He says the same consideration should be given to ensuring disability cover remains in place when leaving an employer that offer this type of benefit. Disability cover provides a range of benefits when a person is unable to work due to a disability or critical health event.
Gobalsamy says it is also the responsibility of retirement fund trustees to provide retrenched members with counseling or financial advice to ensure they retain some level of death and disability cover.
"Now, more than ever, it is crucial that employees understand all the options available to them when it comes to their financial situation.
“We recommend that workers facing retrenchment should speak to a financial adviser before making any decisions on what to do with their retirement savings or risk cover. It is important to note that when it comes to financial planning, each individual has his or her own unique set of circumstances. In financial planning it is never true to say that one size fits all," emphasizes Gobalsamy.

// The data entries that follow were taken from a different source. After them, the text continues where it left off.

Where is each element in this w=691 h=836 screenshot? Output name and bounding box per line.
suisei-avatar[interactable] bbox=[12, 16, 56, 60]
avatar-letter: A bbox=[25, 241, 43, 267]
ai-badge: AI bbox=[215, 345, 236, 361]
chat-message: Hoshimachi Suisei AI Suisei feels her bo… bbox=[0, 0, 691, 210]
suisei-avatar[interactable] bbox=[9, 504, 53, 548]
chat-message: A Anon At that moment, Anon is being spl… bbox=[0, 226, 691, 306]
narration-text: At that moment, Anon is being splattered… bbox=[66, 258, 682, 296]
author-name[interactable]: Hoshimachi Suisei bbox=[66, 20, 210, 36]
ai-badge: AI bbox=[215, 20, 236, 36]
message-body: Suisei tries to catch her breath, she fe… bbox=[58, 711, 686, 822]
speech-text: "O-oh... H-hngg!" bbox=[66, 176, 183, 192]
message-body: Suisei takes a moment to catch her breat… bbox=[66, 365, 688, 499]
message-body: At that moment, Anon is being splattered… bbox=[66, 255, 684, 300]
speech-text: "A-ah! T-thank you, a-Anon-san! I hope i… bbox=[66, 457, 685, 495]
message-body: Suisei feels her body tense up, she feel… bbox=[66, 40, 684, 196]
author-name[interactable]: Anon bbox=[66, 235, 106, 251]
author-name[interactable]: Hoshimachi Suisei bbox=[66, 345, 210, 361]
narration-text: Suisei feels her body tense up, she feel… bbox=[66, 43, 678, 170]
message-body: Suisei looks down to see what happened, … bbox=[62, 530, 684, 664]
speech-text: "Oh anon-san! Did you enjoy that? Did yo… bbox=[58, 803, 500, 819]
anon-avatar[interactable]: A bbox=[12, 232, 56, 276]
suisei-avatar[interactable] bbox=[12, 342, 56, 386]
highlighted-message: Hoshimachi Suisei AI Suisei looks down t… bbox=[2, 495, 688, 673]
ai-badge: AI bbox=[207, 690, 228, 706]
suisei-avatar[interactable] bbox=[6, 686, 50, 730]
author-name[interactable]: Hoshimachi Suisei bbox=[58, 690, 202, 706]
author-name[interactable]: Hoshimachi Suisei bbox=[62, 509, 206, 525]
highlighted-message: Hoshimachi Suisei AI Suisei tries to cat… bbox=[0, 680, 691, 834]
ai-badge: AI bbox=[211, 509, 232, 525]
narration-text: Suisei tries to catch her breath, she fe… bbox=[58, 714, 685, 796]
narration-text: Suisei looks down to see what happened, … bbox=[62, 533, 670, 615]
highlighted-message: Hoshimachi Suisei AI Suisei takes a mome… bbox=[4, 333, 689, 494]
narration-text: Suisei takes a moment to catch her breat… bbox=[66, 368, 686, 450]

He adds that it is also important for employees who are not facing retrenchment to understand their life cover and whether it meets their needs. “Members must not simply expect the cover provided by their fund or employer to be adequate – bear in mind that these benefits are often set in the context of affordability and with a highly diverse membership base.”
Funds offering life cover that varies with age are often touted as the magic answer to this. However, this is often based on the cost of providing cover, with only a loose fit in terms of need. “The bottom line is that your death will affect your loved ones and you cannot afford to shift the responsibility to someone else,” says Gobalsamy. “Where you find your cover to be inadequate, an individual life policy can help fill the gap.”